JOHN SABO, second in command, sat bolt upright in his bunk, blinking wide-eyed at the darkness. The alarm was screaming through the Satellite Station, its harsh, nerve-jarring clang echoing and re-echoing down the metal corridors, penetrating every nook and crevice and cubicle of the lonely outpost, screaming incredibly through the dark sleeping period. Sabo shook the sleep from his eyes, and then a panic of fear burst into his mind. The alarm! Tumbling out of his bunk in the darkness, he crashed into the far bulkhead, staggering giddily in the impossible gravity as he pawed about for his magnaboots, his heart pounding fiercely in his ears. The alarm! Impossible, after so long, after these long months of bitter waiting— In the corridor he collided with Brownie, looking like a frightened gnome, and he growled profanity as he raced down the corridor for the Central Control.

Frightened eyes turned to him as he blinked at the bright lights of the room.
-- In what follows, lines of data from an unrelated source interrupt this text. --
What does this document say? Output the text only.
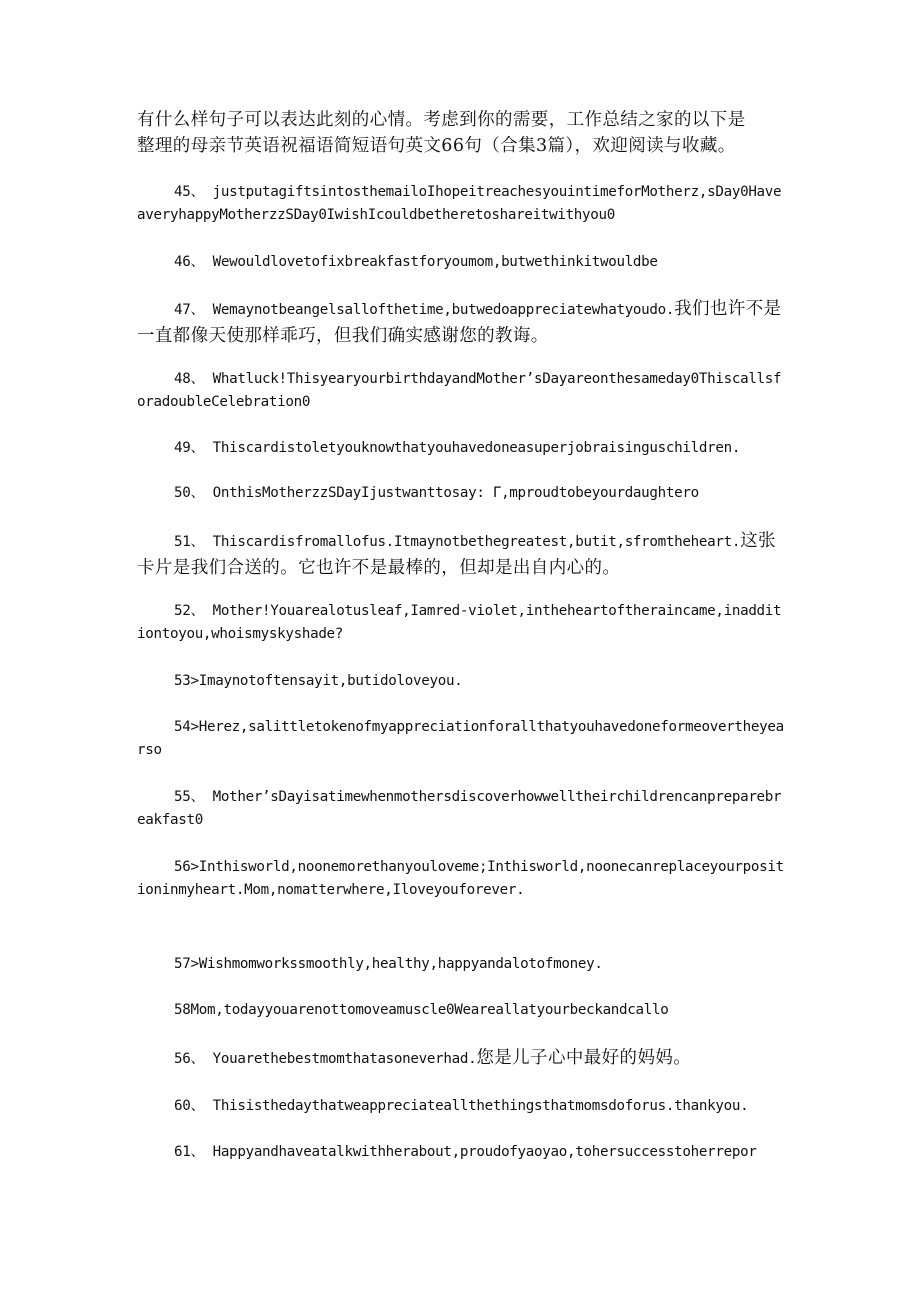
有什么样句子可以表达此刻的心情。考虑到你的需要，工作总结之家的以下是
整理的母亲节英语祝福语简短语句英文66句（合集3篇），欢迎阅读与收藏。

45、 justputagiftsintosthemailoIhopeitreachesyouintimeforMotherz,sDay0HaveaveryhappyMotherzzSDay0IwishIcouldbetheretoshareitwithyou0

46、 Wewouldlovetofixbreakfastforyoumom,butwethinkitwouldbe

47、 Wemaynotbeangelsallofthetime,butwedoappreciatewhatyoudo.我们也许不是一直都像天使那样乖巧，但我们确实感谢您的教诲。

48、 Whatluck!ThisyearyourbirthdayandMother’sDayareonthesameday0ThiscallsforadoubleCelebration0

49、 Thiscardistoletyouknowthatyouhavedoneasuperjobraisinguschildren.

50、 OnthisMotherzzSDayIjustwanttosay: Γ,mproudtobeyourdaughtero

51、 Thiscardisfromallofus.Itmaynotbethegreatest,butit,sfromtheheart.这张卡片是我们合送的。它也许不是最棒的，但却是出自内心的。

52、 Mother!Youarealotusleaf,Iamred-violet,intheheartoftheraincame,inadditiontoyou,whoismyskyshade?

53>Imaynotoftensayit,butidoloveyou.

54>Herez,salittletokenofmyappreciationforallthatyouhavedoneformeovertheyearso

55、 Mother’sDayisatimewhenmothersdiscoverhowwelltheirchildrencanpreparebreakfast0

56>Inthisworld,noonemorethanyouloveme;Inthisworld,noonecanreplaceyourpositioninmyheart.Mom,nomatterwhere,Iloveyouforever.

57>Wishmomworkssmoothly,healthy,happyandalotofmoney.

58Mom,todayyouarenottomoveamuscle0Weareallatyourbeckandcallo

56、 Youarethebestmomthatasoneverhad.您是儿子心中最好的妈妈。

60、 Thisisthedaythatweappreciateallthethingsthatmomsdoforus.thankyou.

61、 Happyandhaveatalkwithherabout,proudofyaoyao,tohersuccesstoherrepor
The voices rose in a confused, anxious babble, and he shook his head and swore, and ploughed through them toward the screen. "Kill that damned alarm!" he roared, blinking as he counted faces. "Somebody get the Skipper out of his sack, pronto, and stop that clatter! What's the trouble?"

The radioman waved feebly at the view screen, shimmering on the great side panel. "We just picked it up—"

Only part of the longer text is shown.